Schließlich sind es vor allem Schlagworte wie Identität, Würde, Heimat, Respekt, Anstand, Moral, Umwelt, Nation, Anerkennung oder Empathie, entlang derer sich die soziale Polarisierung entfaltet. Relativ unabhängig vom konkreten Anlass, sei es die Migrationspolitik, die Rodung des Hambacher Forstes oder der Umgang mit alten Dieseln, vollzieht sich zunehmend eine Art von unterschwelliger Anthropologisierung der politischen Auseinandersetzung: Mit jeder Meinung wird zugleich das dazugehörige Menschenbild verhandelt.
Finanzielle Pflaster
So gesehen passt Melanie Mühls jüngst erschienenes Buch Mitfühlen – Über eine wichtige Fähigkeit in unruhigen Zeiten (Hanser) ziemlich gut ins derzeitige Diskursklima. Wurde im Zuge des Rechtsrucks bereits intensiv über den gerechten Zorn oder die kalte Wut der sogenannten Modernisierungsverlierer diskutiert, stellt sich ja tatsächlich die Frage, wie es sich denn mit der gegenteiligen Emotion, dem Mitgefühl, verhält. Nützt es vor allem jenem, dem es gilt? Oder doch eher dem, der es spürt? Kann die Fähigkeit zur Einfühlung ein Antidot zum autoritären Wir–Sie-Denken sein? Oder ist der Appell an die Empathie bloß eine sentimental verkleidete Depolitisierung der Verhältnisse?

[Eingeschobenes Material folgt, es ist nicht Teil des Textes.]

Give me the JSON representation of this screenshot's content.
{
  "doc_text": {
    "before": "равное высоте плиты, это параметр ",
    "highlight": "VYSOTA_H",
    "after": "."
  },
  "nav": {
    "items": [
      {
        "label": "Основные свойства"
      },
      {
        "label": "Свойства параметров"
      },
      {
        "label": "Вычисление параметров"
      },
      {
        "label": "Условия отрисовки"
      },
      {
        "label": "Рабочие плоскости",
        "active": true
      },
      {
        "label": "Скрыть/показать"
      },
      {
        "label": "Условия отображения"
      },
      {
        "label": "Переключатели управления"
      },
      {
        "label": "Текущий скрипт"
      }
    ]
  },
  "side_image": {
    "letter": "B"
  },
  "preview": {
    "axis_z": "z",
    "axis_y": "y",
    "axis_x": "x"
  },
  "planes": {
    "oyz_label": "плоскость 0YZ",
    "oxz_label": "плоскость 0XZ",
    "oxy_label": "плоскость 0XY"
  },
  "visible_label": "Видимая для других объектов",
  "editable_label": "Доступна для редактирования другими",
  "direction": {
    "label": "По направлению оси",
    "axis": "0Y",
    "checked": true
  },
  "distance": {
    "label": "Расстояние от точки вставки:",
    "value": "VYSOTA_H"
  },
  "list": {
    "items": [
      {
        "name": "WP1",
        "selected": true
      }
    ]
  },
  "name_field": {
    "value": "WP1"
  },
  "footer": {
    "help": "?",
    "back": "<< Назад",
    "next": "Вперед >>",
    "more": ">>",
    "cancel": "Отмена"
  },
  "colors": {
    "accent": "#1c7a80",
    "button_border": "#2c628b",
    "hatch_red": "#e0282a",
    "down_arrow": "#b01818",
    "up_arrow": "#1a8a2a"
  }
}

Obschon Mühls schmaler Band, der Überlegungen aus der Psychologie, Kulturtheorie und Neurowissenschaft eher anekdotisch zusammenführt, sich durchaus auch mit Gewinn liest, bleibt er eigentümlich pointenlos. Am Ende steht die eher bescheidende Erkenntnis, dass man Mitgefühl zwar nicht als Allheilmittel verstehen dürfe, es aber dennoch sehr wichtig sei – und Einfühlen sich etwa auch mittels Meditation trainieren ließe. Nun, wer wollte dem widersprechen? Natürlich ist es an sich erst einmal besser, wenn Menschen mehr mitfühlender agieren. Und selbstverständlich haben Leute, die bei einem Autounfall die Handykamera zücken, bevor sie den Opfern helfen, offensichtlich ein charakterliches Problem. Die eigentlich spannende Frage, nämlich inwiefern Mitgefühl auch als politische Tugend taugt, streift das Buch nur am Rande.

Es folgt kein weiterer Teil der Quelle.